Comme dans les pires scénarios impliquant ChatGPT, les machines se sont dressées contre les hommes, et constituent désormais une faune hostile que notre bipède va devoir traverser pour retrouver son pilote. Sur son chemin, le robot pourra trouver différentes ressources permettant d’upgrader ses capacités : toutes nouvelles armes, mods offrant des capacités secondaires bien utiles, ou augmentation des jauges (vie, vitesse…).
Le twist étant qu’à chaque mort, Roguelite oblige, tous ces bonus disparaissent. On ne repart néanmoins pas complètement désossé, puisque chaque run nous offre quelques points d’expérience, qui permettront de progresser petit à petit (mais vraiment petit) sur un arbre de compétences offrant, lui, des bonus permanents.
Dur, mais juste
Bonus qui ne seront pas de trop si on veut voir les différents cartes que propose le jeu, car celui-ci est particulièrement difficile ! Si le gameplay de base est celui d’un top-down shooter, il fonctionne aussi sur les bases d’un twin stick shooter (un stick pour déplacer le robot, un stick pour diriger ses tirs), prend parfois des airs de manic shooter (les tempêtes de boulettes dans les shoot’em up hardcore), et exige de maîtriser une mécanique de dash essentielle à la progression.
Un dash qui permet de franchir des fossés, mais surtout de se rendre invulnérable pendant quelques fractions de seconde, et ainsi d’éviter les murs de projectiles envoyés par les ennemis, ou de se sortir des rayons d’explosion de leurs missiles et autres bombes. Dash, arme principale, arme secondaire, attaque d’Ardeur (une sorte d’attaque spéciale) ou Override (autre attaque spéciale), chacune avec sa propre touche… il va falloir avoir sa manette (ou son clavier) bien en main, et les idées claires pour lancer la bonne commande au bon moment.

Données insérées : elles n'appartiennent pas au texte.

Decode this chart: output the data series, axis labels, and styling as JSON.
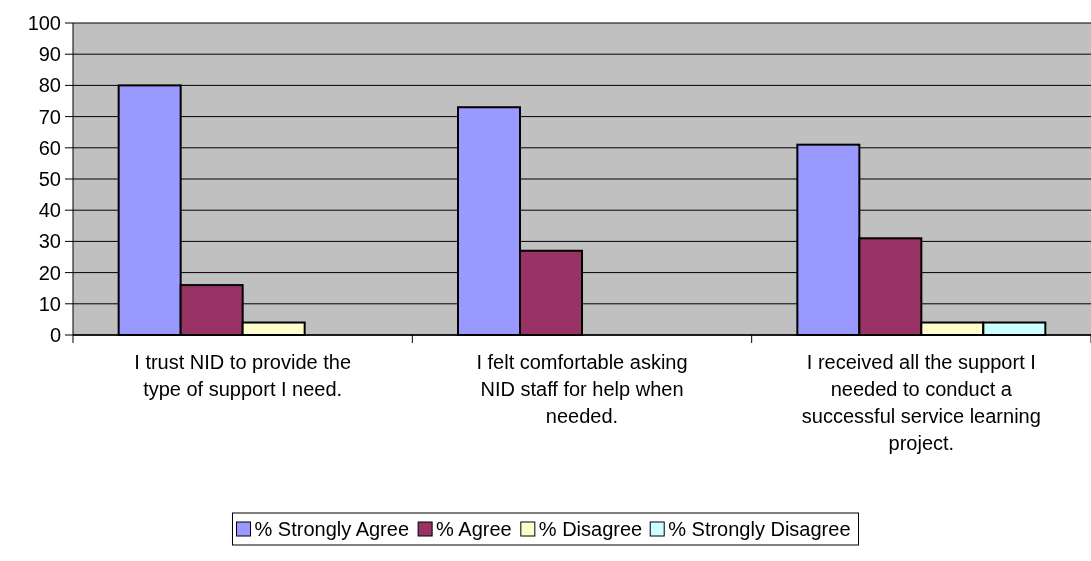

Heureusement, si le jeu est exigeant, il peut se le permettre : les contrôles répondent à la perfection, les animations et les terrains sont clairs et lisibles. On est face à une production certes relativement modeste, mais soignée de bout en bout. On voit que le budget du jeu a ses limites, par exemple avec les dialogues qui ne sont pas doublés, mais le sound design est lui travaillé. Le bestiaire paraîtra assez réduit au début, mais s’étoffe au fur et à mesure des progrès et des autres cartes visitées.
Ce qui manquera peut-être au jeu, c’est ce petit détail qui l’aurait rendu marquant, original. On est ici face à une proposition honnête, maîtrisée, qui plaira très probablement aux amateurs du genre à la recherche d’un challenge, mais qui reste toutefois très scolaire.
Si vous êtes sensible aux top-down shooters et aux jeux difficiles, vous devriez définitivement laisser sa chance à Uragun, qui est aux petits oignons sur ces aspects, avec un graphisme pas désagréable et une animation à la hauteur.
Cependant, si le genre ne vous attire pas outre mesure, le titre va manquer de ce petit quelque chose qui aurait pu servir à convaincre un public plus large.